Veterans Bridge Home (VBH) has been serving veteran families in the Charlotte region since 2011. VBH started as a passionate idea: that every family exiting the military had earned the opportunity to become a strong and sustainable member of their new home. This idea developed into a unique, data-informed set of programs – and now a nationally recognized model for how to integrate military families into the fabric of our communities. VBH recognizes that returning veterans have multiple needs, and they are less likely to be successful in civilian life unless they are addressed holistically.

Each member of our staff and board has a direct connection to military service. As veterans, spouses and family members, we know the challenges of reinventing your professional identity and social network and the difficulty of finding access to services. This understanding of the veteran experience is what sets VBH apart: we know every veteran and spouse is an asset and can contribute a lasting impact to our community.

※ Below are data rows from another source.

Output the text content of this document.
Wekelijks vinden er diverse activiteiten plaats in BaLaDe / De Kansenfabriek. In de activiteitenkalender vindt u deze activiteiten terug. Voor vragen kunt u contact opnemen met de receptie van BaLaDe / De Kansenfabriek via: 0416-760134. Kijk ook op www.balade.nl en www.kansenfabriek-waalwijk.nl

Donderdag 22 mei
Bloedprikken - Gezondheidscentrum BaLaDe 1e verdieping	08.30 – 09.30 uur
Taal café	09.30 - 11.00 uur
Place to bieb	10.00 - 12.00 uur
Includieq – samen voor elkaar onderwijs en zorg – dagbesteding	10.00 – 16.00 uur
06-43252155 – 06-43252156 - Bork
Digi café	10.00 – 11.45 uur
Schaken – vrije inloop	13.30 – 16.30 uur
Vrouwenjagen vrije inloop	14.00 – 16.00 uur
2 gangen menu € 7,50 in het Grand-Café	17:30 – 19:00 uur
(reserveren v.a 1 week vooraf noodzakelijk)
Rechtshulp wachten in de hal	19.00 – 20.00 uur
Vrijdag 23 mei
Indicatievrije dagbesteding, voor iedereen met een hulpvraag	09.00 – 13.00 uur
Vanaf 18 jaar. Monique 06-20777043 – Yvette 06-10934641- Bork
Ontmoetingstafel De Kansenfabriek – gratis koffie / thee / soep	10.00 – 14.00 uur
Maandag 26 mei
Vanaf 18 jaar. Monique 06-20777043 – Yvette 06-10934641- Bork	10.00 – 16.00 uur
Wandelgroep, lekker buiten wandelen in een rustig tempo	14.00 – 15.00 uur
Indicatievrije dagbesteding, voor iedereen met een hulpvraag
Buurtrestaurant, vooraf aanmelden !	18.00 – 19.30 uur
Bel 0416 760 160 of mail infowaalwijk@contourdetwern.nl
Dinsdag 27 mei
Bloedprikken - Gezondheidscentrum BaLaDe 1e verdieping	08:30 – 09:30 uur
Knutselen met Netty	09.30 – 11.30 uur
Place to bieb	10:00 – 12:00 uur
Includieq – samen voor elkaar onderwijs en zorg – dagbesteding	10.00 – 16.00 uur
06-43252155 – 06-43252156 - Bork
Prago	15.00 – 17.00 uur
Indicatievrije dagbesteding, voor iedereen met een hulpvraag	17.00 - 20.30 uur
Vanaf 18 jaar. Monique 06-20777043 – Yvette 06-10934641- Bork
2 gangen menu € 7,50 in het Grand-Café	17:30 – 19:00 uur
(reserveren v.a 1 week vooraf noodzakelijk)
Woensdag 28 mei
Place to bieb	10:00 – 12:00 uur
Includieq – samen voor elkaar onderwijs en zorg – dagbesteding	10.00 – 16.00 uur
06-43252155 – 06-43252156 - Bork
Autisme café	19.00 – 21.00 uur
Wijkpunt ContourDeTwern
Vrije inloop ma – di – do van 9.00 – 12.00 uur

Over the last 12 months, our resource network has served 1,382 unique military families and provided or connected them to 3,482 services. We’ve held five hiring events, with our annual 9/11 veteran hiring event drawing 260 job seekers, 73 employers and 16 VSO’s, with 365 formal interviews conducted – and 230 follow-up interviews scheduled.

Additionally, we’ve hosted more than 250 social events with over 4,000 attendees over this time span.

The Mission

Veterans overwhelmingly cite navigation and access to services, employment and social capital as their principal challenges. We address this by focusing on five strategic program areas: by providing a resource network, help with employment, monthly events to build social capital, direct housing aid and mental health support.

What Would You Do with $5,000 and a Day of Service?

Our day would include volunteers supporting the 2020 Mecklenburg County Point in Time Count. This is when our community surveys and counts those experiencing homelessness in one night. Counting is critical to understanding the local scope of veteran homelessness. The $5,000 would be used toward program costs for our resource network.